It's a brave new world, Mr. Bond.
With 'No Time To Die' landing in cinemas this week, we're looking back over the six actors who played Bond - Sean Connery, Daniel Craig, Timothy Dalton, Roger Moore, Pierce Brosnan, and George Lazenby - and making cases for and against them, as well as their best and worst movies.
In much the same way that 'Batman Begins' successfully recalibrated the 'Batman' franchise with audiences after the campy luridness of 'Batman & Robin', 'Casino Royale' and Daniel Craig was the recalibration from 'Die Another Day' and the rapidly increasing silliness. By this stage, the world was firmly engulfed in the War on Terror, the opaque nature of intelligence communities, and with that, the moral grey areas that they existed in.
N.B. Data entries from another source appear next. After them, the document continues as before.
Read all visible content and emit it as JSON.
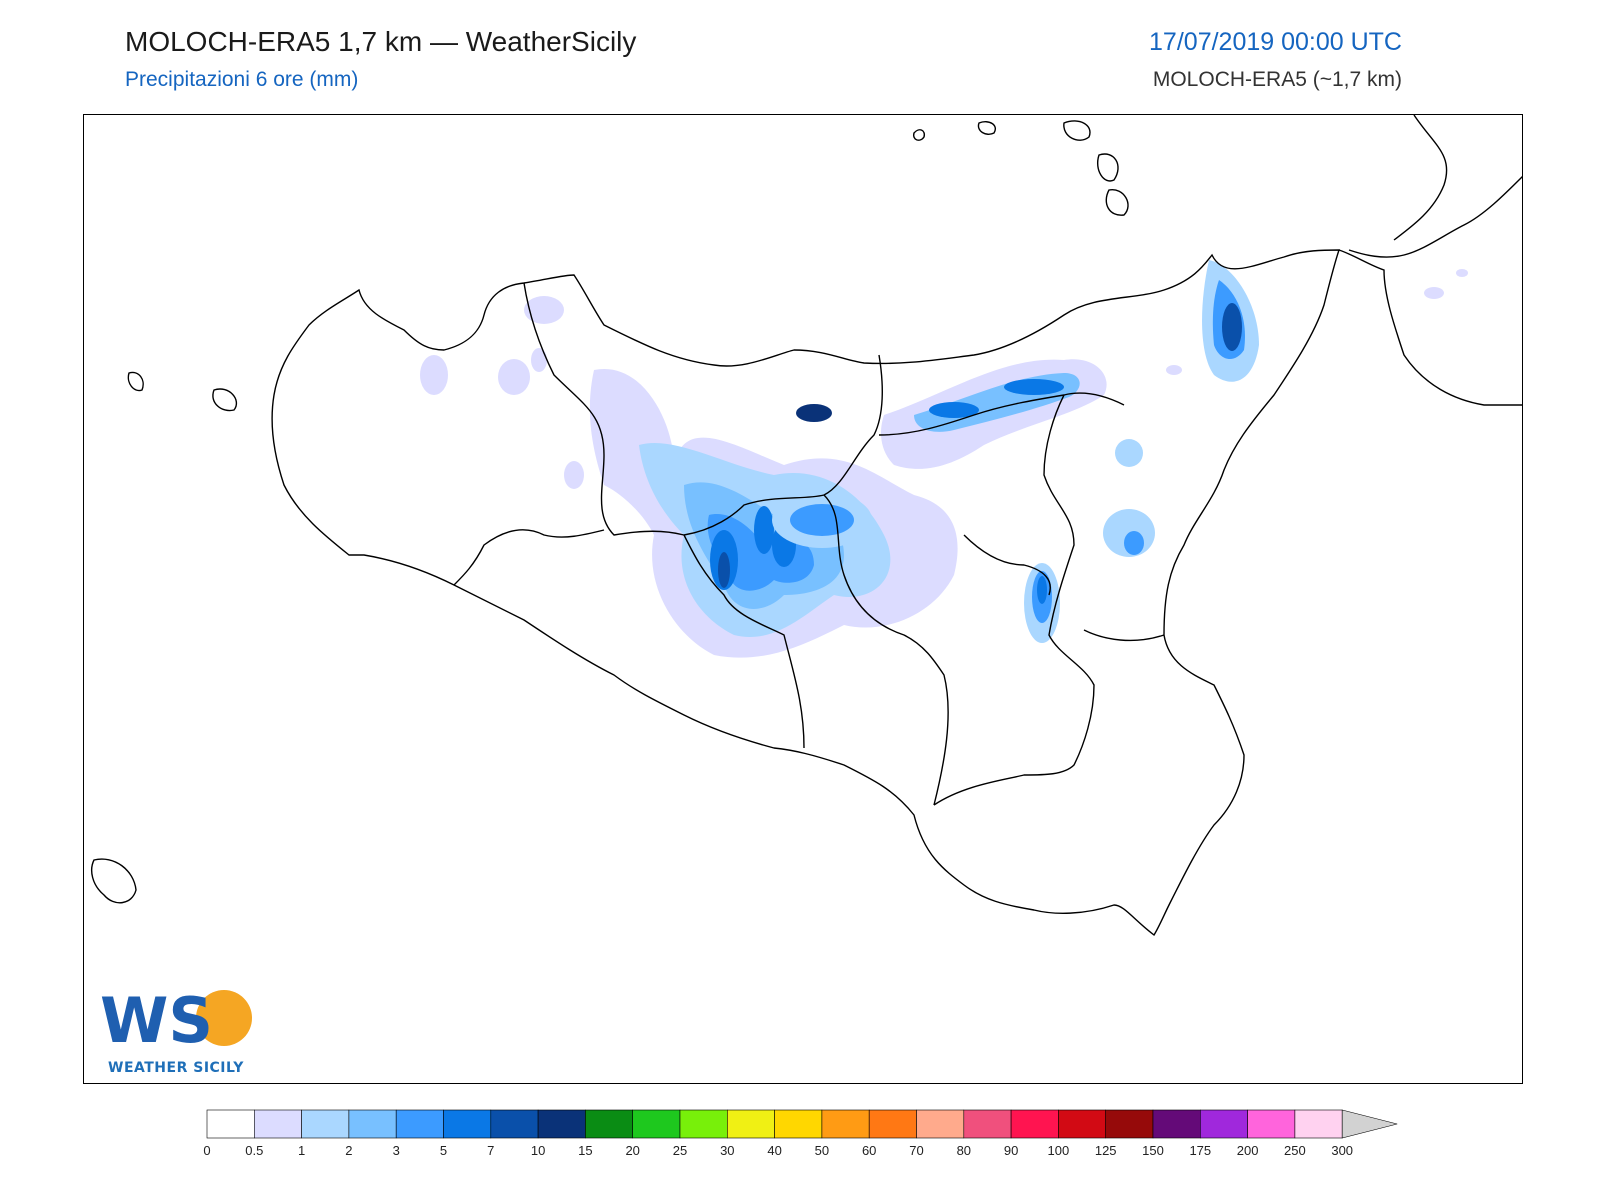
{
  "header": {
    "title": "MOLOCH-ERA5 1,7 km — WeatherSicily",
    "subtitle": "Precipitazioni 6 ore (mm)",
    "datetime": "17/07/2019 00:00 UTC",
    "model": "MOLOCH-ERA5 (~1,7 km)"
  },
  "logo": {
    "text": "WEATHER SICILY",
    "letters": "WS"
  },
  "colorbar": {
    "levels": [
      "0",
      "0.5",
      "1",
      "2",
      "3",
      "5",
      "7",
      "10",
      "15",
      "20",
      "25",
      "30",
      "40",
      "50",
      "60",
      "70",
      "80",
      "90",
      "100",
      "125",
      "150",
      "175",
      "200",
      "250",
      "300"
    ],
    "colors": [
      "#ffffff",
      "#dcdcff",
      "#aad7ff",
      "#78c0ff",
      "#3c9bff",
      "#0a78e6",
      "#0a50aa",
      "#0a3278",
      "#0a8c14",
      "#1ec81e",
      "#78f00a",
      "#f0f014",
      "#ffd700",
      "#ff9b14",
      "#ff7814",
      "#ffaa8c",
      "#f0507d",
      "#ff1450",
      "#d20a14",
      "#960a0a",
      "#640a78",
      "#a028dc",
      "#ff64dc",
      "#ffd2f0"
    ],
    "extend_color": "#d2d2d2"
  },
  "precip_colors": {
    "light": "#dcdcff",
    "l1": "#aad7ff",
    "l2": "#78c0ff",
    "l3": "#3c9bff",
    "l5": "#0a78e6",
    "l7": "#0a50aa",
    "l10": "#0a3278"
  }
}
From the opening scene of 'Casino Royale', we're introduced to this idea in the absence of colour that permeates Bond murdering two people in cold blood on the orders of his government. Even the way in which director Martin Campbell stages them is decidedly more violent than anything up to the franchise in that point. The nearest parallel would be something along the lines of Timothy Dalton's two-movie run, but even that kept MI6 and Britain at a remove and allowed for them to be righteous. In 'Quantum of Solace' and 'Skyfall', there's a feeling that everyone involved is much more slippery than we realise. 'Quantum of Solace' was essentially Bond dealing with a very personal betrayal, while 'Skyfall' was built out of M's own betrayal of a former agent, and in that, examining whether or not he himself was expendable.
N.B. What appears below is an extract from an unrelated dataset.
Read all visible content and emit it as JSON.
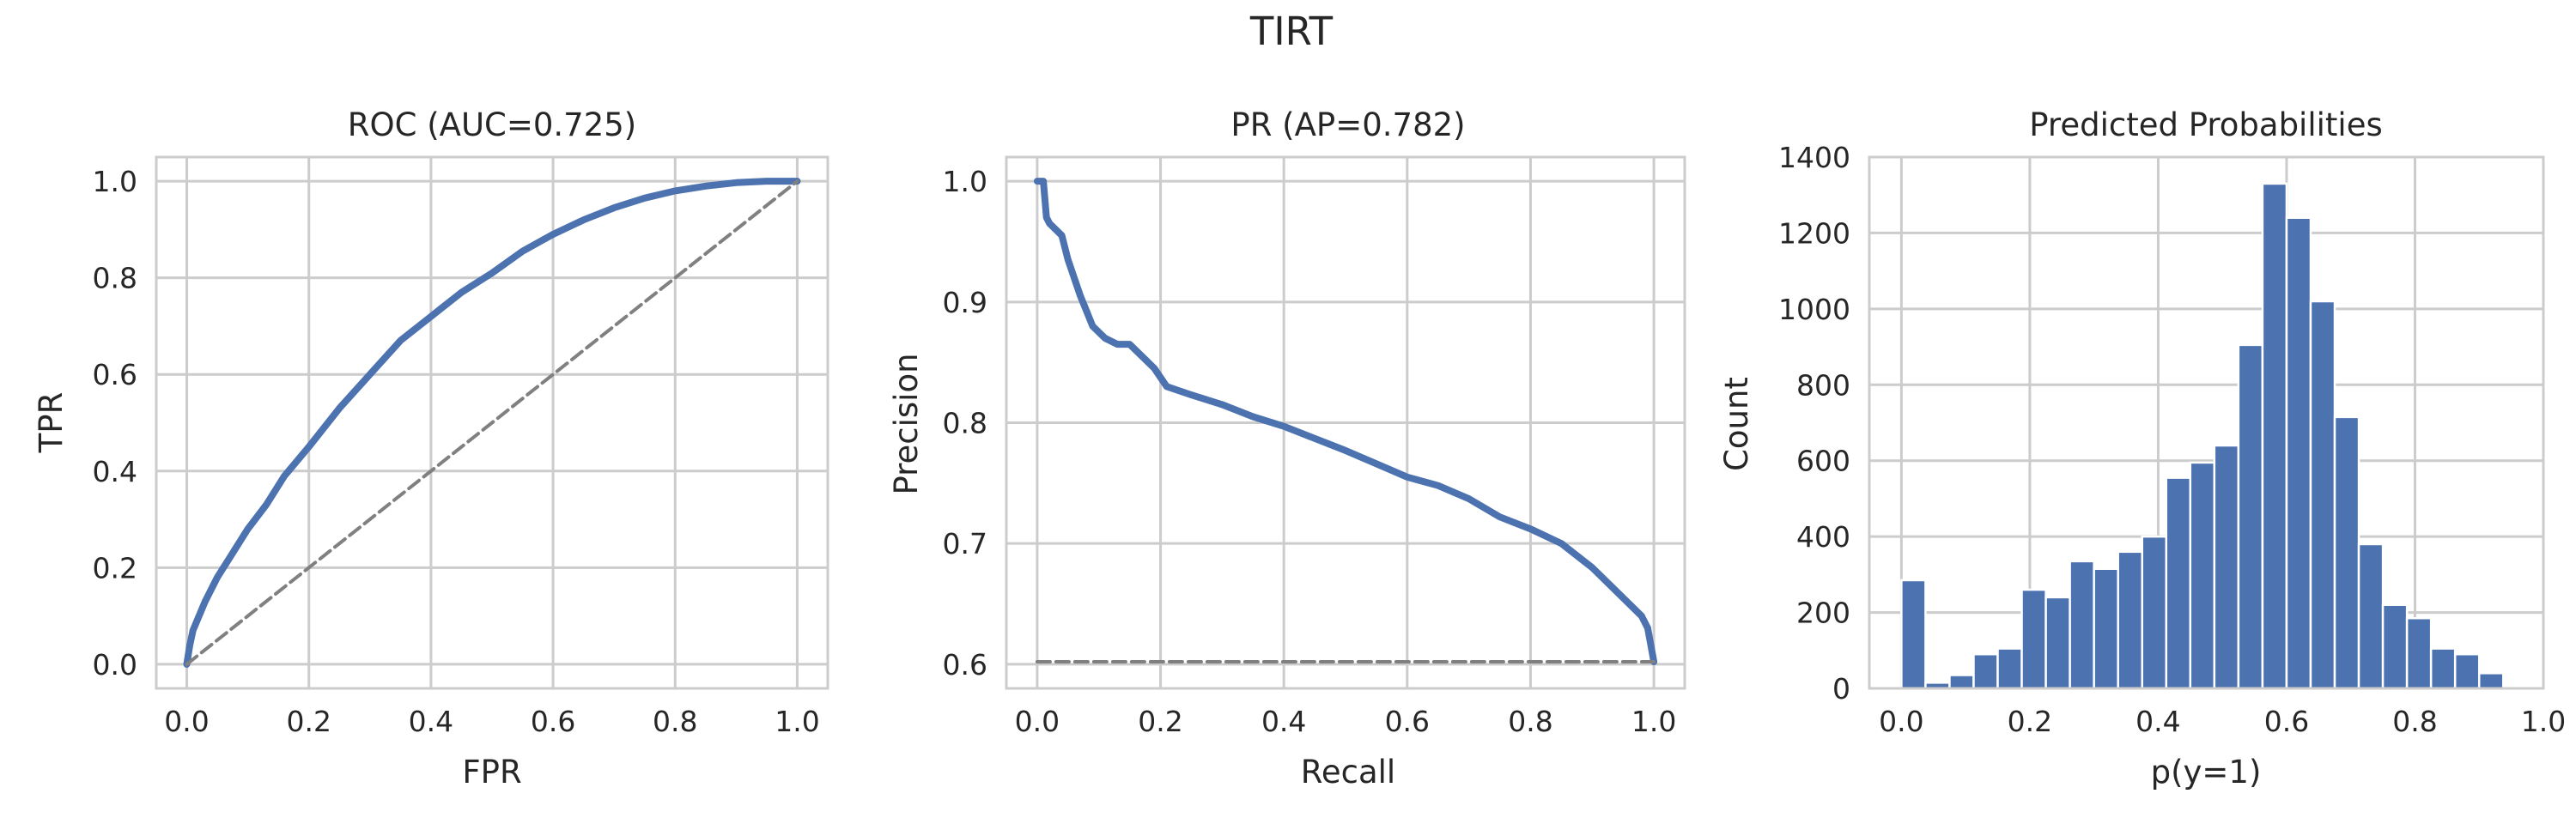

Daniel Craig, prior to 'Casino Royale', had played characters with questionable morality with a certain amount of deftness. 'Layer Cake' saw him playing a top-flight drug dealer as a slick businessman, while 'Munich' saw him play an assassin for Mossad who unblinkingly kills suspected enemies of Israel. In 'Casino Royale', like a lot of post 9/11 movies, the main character acts in an unscrupulous and often ruthless manner, but their end justifies the means. In 'The Dark Knight', Batman performs illegal wiretapping on the entire city of Gotham. In 'Skyfall', a government inquiry into M's handling of MI6 gets interrupted by a shootout that effectively demonstrates their necessity in the first place.
Compared to other Bond entries, Craig's portrayal played down certain elements and heightened others. His sexuality was certainly more playful, seeing him stripped to his bare ass in 'Casino Royale' and then having his genitals beaten to a pulp, while 'Skyfall' saw him being sexually intimidated in a tense scene with Javier Bardem's villain. Compared to any of the other Bonds, however, that playfulness didn't extend to Craig himself. Indeed, his Bond was quite dour and sarcastic in comparison with Moore's quip-heavy humour or Brosnan's in-your-endo bravura.
Like literally all of the Bonds that preceded him, Craig spoke to his time and now that his time has ended, the question remains - what now, Mr. Bond?